Single by Payolas

from the album No Stranger to Danger
- B-side: "Soldier"
- Released: 1982
- Label: A&M
- Songwriters: Bob Rock and Paul Hyde
- Producer: Mick Ronson

= Eyes of a Stranger (Payolas song) =

"Eyes of a Stranger" is a song by Payolas, written by Bob Rock and Paul Hyde and produced by Mick Ronson for the album No Stranger to Danger.
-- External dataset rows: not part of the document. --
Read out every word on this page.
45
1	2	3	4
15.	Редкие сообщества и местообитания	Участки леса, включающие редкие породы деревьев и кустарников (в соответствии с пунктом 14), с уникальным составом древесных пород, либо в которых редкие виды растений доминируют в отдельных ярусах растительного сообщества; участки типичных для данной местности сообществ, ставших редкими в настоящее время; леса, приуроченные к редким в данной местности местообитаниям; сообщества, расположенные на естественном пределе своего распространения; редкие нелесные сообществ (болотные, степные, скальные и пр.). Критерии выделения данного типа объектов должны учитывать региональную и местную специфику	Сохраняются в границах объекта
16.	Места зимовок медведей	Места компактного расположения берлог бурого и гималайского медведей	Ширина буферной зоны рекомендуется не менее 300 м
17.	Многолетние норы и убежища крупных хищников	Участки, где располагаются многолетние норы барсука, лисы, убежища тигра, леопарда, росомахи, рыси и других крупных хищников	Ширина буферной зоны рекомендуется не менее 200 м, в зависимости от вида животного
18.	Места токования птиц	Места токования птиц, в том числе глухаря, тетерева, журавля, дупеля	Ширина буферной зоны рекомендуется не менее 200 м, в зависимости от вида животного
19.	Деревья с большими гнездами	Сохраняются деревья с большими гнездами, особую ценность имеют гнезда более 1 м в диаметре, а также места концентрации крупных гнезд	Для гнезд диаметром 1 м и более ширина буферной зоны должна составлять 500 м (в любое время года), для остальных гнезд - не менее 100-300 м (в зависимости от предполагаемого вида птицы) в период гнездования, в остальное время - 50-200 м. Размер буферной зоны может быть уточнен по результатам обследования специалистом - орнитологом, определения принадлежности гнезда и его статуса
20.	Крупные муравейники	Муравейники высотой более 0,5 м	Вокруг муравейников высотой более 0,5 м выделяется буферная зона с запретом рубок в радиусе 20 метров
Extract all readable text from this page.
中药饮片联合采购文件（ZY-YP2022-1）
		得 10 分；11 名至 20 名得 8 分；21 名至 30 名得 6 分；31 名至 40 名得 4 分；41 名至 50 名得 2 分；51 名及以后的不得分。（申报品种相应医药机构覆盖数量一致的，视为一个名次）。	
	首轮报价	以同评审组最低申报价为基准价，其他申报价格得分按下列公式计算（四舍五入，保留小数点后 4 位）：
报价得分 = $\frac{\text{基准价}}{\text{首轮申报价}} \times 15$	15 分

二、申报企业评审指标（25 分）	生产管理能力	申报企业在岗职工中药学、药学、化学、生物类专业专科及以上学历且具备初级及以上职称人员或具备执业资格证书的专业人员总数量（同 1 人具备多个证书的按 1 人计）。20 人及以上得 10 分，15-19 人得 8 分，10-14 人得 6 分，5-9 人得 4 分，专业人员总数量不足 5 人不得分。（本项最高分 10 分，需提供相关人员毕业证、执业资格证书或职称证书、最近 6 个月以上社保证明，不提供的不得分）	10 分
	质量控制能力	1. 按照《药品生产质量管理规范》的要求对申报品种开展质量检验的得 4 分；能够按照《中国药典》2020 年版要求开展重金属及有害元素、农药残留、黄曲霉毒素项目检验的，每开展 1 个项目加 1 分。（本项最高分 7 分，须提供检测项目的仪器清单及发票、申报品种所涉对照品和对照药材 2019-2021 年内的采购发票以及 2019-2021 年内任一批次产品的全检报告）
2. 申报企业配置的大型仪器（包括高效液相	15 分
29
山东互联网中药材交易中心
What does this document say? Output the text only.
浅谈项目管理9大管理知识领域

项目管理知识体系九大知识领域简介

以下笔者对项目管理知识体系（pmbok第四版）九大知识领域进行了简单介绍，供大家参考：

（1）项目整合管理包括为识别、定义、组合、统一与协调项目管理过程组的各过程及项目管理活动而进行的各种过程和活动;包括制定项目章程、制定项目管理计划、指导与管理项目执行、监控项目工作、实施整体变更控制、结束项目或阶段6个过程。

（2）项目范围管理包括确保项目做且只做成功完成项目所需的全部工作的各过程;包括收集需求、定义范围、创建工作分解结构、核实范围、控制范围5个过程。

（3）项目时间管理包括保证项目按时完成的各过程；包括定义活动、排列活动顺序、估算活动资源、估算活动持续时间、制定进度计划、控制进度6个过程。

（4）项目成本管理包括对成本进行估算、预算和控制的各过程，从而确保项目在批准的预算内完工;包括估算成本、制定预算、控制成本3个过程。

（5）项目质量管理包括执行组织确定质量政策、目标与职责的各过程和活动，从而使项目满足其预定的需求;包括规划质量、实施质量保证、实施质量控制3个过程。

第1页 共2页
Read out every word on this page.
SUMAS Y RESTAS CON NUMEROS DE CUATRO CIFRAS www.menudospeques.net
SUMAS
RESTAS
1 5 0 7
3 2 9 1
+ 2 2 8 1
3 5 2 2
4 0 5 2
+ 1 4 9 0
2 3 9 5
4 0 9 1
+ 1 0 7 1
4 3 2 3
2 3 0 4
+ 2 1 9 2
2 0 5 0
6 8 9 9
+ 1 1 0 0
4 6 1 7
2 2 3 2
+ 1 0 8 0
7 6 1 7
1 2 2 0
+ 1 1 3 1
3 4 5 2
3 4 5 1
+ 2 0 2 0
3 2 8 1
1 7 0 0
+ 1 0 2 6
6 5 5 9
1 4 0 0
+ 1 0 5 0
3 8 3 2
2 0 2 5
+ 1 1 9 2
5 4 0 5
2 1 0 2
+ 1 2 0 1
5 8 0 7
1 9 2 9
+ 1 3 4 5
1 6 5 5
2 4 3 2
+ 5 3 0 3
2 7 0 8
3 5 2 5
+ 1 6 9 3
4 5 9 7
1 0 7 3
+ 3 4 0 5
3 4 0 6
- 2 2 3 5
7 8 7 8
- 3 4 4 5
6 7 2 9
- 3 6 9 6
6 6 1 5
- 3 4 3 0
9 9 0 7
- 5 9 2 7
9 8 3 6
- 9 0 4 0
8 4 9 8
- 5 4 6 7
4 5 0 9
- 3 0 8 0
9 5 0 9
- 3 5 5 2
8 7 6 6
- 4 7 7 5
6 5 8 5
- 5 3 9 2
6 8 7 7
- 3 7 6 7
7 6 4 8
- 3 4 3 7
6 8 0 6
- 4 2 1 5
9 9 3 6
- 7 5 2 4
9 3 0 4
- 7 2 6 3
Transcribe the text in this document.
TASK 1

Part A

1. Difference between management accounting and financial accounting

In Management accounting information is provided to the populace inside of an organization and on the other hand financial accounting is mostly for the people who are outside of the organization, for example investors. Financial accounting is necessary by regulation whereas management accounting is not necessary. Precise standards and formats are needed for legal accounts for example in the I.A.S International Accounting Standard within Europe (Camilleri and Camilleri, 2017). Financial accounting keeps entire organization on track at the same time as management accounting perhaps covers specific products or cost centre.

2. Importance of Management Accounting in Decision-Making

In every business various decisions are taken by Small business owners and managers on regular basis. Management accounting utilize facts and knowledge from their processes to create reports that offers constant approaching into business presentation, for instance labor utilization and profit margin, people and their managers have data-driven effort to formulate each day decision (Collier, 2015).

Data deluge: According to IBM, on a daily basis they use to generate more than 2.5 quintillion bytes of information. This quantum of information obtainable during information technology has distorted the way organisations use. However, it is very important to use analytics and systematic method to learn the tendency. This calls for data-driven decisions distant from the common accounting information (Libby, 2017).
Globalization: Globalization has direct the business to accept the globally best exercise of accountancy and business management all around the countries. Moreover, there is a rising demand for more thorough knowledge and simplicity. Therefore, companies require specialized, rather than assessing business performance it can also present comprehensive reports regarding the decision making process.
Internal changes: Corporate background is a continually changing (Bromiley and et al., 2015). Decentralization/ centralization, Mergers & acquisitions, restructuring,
It reached No. 4 on the Canadian RPM chart in August 1982. The song received a Juno award for Single of the Year.

==Charts==

| Chart (1982) | Peak position |
|---|---|
| Australian Charts | 81 |
| Canadian RPM Singles Chart | 4 |
| US Top Rock Tracks | 22 |

==Awards==
The song received multiple Juno awards, including Single of the Year.

==Legacy==
The song appeared on the multi-artist compilation album Oh What a Feeling: A Vital Collection of Canadian Music and on the Valley Girl movie soundtrack, as well as on Between a Rock and a Hyde Place: The Best of Payola$. It was additionally used in the Miami Vice Season 4 episode "Badge of Dishonor" and in the 2026 film The Backrooms.

Two cover versions of the song have included recordings by P.O.D. on The Warriors EP, Volume 2 and by Dirty Ghosts. The Payolas' "Eyes of a Stranger" was included on The Georgia Straights 2017 list of the best 50 songs to come out of Vancouver.